The performance degradation of the proton exchange membrane (PEM) electrolyzer stack can possibly be induced by the regulation of water flow rates and the loading of the wind environment. The effects of water flow rates and wind speeds on the performance evolution of the PEM electrolyzer stack were experimentally investigated using the constant current method. The runaway mechanism of electrolyzer stacks in the case of water starvation was explored. Moreover, optimization strategies for the wind environment and water starvation were proposed. The results indicate that the dual function of heating and cooling can be found by varying the water flow rate.

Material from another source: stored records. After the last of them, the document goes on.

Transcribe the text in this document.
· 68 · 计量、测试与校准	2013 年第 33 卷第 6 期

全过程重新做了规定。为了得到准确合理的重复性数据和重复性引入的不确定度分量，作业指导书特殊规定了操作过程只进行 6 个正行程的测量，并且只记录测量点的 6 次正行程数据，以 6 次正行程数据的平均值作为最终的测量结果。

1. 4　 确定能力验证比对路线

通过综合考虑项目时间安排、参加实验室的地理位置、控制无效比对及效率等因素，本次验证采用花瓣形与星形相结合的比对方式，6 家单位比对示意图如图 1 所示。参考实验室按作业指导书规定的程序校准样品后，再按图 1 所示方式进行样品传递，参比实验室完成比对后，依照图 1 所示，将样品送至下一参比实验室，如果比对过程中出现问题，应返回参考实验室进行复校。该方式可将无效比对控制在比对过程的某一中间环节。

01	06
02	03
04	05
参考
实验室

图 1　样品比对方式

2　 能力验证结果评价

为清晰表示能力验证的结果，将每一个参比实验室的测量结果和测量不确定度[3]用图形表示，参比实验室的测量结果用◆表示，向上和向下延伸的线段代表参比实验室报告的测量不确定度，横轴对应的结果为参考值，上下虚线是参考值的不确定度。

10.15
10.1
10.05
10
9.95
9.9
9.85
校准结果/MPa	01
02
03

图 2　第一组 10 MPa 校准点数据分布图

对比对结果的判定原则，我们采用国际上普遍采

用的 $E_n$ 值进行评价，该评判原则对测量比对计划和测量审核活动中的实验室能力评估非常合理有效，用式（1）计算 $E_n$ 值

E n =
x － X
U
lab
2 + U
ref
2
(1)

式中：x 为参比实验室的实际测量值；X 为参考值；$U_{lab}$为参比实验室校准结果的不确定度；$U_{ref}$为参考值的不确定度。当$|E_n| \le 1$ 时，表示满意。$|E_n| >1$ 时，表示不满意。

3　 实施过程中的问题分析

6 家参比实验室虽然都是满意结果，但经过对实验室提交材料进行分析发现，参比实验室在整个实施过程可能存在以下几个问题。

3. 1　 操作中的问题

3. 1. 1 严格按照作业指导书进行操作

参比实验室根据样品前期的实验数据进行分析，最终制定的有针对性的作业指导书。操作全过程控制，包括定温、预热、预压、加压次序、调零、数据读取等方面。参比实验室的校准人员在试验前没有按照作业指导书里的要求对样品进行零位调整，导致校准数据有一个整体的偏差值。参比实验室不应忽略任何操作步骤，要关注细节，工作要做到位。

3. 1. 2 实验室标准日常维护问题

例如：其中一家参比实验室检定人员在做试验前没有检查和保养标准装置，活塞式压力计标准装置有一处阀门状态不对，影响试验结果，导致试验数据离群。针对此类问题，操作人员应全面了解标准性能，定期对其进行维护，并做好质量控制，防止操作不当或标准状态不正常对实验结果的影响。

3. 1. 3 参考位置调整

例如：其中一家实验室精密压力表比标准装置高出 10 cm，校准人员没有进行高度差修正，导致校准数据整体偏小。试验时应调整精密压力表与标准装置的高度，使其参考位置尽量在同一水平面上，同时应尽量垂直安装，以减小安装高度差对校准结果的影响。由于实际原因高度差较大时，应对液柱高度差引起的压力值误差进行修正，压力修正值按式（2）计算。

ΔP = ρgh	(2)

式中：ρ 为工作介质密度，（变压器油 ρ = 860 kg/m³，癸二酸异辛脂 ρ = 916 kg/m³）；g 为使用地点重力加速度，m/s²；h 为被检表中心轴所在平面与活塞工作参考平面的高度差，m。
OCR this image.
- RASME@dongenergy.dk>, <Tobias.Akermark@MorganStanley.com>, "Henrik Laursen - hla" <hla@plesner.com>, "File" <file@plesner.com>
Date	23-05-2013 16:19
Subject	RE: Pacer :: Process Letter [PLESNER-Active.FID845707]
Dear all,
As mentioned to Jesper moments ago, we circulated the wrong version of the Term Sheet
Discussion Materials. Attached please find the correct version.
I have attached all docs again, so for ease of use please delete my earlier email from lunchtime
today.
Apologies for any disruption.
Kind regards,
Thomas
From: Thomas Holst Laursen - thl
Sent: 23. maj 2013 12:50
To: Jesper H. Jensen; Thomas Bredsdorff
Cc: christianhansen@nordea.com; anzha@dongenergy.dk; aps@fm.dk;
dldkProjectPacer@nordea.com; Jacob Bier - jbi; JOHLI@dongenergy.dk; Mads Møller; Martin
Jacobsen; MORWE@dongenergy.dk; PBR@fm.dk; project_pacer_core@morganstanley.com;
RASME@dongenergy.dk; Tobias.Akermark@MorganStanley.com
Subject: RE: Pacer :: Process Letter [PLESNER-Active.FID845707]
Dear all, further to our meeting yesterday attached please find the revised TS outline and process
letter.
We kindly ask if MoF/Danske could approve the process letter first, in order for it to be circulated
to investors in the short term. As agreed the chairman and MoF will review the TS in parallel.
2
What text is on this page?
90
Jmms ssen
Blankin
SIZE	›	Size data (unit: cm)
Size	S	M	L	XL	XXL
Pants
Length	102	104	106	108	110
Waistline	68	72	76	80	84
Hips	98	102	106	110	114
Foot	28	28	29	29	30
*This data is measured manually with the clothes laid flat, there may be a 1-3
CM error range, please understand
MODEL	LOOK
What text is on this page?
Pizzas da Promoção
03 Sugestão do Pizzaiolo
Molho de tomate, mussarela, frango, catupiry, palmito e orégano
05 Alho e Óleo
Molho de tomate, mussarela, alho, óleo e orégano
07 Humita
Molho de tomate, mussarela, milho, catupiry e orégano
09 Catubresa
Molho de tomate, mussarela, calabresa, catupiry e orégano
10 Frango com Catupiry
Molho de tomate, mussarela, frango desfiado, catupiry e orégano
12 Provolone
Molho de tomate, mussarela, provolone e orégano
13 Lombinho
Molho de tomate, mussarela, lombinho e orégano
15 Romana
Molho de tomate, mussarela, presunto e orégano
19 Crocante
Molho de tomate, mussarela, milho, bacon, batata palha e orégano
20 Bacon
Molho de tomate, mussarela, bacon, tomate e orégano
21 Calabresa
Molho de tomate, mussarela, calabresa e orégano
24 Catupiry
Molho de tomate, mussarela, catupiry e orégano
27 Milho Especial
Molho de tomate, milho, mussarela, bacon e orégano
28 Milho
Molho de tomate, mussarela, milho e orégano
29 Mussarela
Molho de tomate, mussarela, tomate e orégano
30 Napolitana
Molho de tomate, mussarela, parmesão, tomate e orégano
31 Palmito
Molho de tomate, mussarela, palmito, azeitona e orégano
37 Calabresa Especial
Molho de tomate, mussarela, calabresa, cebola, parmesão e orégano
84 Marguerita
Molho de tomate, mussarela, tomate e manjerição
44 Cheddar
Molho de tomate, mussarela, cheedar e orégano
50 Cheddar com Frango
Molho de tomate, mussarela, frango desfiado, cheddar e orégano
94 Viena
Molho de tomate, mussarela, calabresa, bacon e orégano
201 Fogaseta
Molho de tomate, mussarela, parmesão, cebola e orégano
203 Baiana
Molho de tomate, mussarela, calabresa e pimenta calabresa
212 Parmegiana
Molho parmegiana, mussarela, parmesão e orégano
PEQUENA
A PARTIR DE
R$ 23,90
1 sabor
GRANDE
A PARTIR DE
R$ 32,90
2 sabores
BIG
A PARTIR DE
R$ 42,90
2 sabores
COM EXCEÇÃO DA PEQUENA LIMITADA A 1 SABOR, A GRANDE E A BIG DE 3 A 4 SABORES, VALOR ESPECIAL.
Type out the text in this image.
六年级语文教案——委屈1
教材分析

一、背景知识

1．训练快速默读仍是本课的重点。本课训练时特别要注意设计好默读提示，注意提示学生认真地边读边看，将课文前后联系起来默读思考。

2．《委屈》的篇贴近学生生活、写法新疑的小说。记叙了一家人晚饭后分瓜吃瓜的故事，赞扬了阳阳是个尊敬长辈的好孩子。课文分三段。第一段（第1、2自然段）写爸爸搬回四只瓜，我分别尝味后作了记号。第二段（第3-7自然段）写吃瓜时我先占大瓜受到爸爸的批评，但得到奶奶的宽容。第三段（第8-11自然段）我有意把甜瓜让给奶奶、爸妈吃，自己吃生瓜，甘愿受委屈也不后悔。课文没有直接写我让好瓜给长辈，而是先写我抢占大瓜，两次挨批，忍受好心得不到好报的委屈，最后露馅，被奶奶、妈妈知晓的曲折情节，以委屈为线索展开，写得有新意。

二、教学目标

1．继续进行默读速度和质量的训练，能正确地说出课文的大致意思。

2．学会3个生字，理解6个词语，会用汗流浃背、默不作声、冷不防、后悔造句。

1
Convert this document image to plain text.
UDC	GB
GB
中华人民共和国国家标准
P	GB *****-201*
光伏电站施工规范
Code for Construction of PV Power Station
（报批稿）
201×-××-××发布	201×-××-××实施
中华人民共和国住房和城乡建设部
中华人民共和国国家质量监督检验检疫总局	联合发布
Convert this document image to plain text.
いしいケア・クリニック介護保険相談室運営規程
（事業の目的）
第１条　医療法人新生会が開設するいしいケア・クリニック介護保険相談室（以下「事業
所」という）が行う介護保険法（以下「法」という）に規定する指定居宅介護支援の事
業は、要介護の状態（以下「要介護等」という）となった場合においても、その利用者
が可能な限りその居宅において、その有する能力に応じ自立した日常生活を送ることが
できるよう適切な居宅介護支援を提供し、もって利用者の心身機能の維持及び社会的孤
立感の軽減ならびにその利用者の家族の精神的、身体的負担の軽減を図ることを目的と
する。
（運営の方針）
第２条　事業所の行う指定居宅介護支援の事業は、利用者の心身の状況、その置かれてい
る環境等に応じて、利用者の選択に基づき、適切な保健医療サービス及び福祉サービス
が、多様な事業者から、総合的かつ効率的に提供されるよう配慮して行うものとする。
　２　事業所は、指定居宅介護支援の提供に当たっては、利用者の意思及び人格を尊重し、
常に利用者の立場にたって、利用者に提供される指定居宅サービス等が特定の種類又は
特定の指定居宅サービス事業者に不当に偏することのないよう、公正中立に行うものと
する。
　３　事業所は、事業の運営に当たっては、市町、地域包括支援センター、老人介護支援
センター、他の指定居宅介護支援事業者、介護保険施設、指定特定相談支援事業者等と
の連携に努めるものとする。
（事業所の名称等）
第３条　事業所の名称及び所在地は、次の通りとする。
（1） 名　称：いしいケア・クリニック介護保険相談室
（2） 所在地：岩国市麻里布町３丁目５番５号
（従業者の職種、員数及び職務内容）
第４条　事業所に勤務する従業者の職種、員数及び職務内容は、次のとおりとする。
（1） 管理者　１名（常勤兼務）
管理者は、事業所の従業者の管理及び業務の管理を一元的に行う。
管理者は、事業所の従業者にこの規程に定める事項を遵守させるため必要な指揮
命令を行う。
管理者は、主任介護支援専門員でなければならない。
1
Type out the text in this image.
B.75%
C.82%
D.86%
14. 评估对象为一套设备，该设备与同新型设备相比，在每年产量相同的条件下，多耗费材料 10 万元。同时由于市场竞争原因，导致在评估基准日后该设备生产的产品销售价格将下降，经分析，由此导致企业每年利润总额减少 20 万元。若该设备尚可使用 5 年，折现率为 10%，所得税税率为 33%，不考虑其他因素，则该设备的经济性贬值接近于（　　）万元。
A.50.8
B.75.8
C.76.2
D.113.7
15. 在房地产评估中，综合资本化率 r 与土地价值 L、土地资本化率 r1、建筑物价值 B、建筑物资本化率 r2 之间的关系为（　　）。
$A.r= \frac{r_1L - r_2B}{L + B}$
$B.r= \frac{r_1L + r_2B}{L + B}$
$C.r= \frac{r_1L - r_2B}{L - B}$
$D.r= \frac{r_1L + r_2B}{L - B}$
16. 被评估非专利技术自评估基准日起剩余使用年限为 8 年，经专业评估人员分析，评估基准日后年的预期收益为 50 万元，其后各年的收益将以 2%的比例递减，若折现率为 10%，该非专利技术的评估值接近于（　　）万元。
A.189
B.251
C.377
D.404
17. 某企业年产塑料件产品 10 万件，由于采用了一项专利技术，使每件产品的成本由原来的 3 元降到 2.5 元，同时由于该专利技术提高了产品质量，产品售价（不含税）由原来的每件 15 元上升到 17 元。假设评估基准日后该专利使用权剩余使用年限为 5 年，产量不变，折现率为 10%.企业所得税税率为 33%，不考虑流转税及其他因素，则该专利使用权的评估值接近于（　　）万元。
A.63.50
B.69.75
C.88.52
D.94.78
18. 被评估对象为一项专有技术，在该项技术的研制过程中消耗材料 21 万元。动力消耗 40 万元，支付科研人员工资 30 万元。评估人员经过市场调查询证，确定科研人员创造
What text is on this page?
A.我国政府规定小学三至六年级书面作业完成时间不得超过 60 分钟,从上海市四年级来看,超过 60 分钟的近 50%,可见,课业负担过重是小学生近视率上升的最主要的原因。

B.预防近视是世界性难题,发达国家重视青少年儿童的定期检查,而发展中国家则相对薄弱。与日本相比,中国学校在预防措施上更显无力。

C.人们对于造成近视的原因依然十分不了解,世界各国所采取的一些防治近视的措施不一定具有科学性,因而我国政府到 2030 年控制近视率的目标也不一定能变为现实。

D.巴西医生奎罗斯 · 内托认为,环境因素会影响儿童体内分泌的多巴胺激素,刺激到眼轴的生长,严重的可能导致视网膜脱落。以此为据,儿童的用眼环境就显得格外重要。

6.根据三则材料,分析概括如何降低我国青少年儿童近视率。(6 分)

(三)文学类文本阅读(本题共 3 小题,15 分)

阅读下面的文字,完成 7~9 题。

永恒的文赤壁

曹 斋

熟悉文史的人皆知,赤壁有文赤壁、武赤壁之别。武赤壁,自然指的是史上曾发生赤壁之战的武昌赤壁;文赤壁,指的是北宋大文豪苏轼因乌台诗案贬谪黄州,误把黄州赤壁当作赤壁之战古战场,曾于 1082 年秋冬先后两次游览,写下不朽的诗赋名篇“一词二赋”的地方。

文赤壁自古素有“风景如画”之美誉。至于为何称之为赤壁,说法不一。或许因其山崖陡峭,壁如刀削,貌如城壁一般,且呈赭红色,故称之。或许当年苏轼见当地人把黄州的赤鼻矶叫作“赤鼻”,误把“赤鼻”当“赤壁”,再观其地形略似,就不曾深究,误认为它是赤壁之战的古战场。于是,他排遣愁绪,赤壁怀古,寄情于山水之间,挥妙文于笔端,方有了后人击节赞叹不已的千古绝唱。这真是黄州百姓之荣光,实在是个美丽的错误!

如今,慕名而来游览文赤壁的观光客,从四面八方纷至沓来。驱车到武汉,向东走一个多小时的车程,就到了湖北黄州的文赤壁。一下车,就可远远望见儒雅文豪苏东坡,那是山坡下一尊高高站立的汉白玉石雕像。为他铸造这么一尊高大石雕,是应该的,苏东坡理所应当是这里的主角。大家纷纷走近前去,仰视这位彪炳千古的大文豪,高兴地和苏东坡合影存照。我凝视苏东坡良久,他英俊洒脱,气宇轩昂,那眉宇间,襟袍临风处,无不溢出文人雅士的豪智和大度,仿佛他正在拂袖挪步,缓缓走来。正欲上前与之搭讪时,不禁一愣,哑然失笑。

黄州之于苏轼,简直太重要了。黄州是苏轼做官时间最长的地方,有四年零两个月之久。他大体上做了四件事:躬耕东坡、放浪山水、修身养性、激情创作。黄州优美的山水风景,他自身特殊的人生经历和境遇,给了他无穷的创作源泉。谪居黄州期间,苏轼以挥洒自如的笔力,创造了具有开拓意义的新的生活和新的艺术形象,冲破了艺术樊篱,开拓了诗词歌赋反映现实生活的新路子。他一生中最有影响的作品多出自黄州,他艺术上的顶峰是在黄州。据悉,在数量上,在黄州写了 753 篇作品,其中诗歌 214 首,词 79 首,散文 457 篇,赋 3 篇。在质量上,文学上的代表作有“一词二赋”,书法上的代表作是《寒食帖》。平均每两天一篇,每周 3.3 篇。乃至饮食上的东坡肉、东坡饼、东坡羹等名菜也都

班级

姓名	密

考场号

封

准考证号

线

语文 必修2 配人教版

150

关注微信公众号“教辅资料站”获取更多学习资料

When water flow is utilized for heat supply to the stack, the electrical performance is enhanced. In a wind environment, the heat dissipation of electrolyzer stacks can be improved by increasing the inlet water temperature, current density, or wind speed. At a wind speed of 10.1 m/s, the maximum rate of performance degradation reaches 5.11 %. It is found that increasing the water flow rate can improve the voltage uniformity of the stack in the wind environment. Furthermore, the voltage runaway is induced by the water starvation, resulting in a single electrolysis cell voltage reaching 18.06 V. The implementation of a voltage limit is an effective strategy for mitigating the severity of voltage runaway. The findings contribute to understanding the effect of water flow rate on thermal management and providing data support for the application of stacks in the wind environment.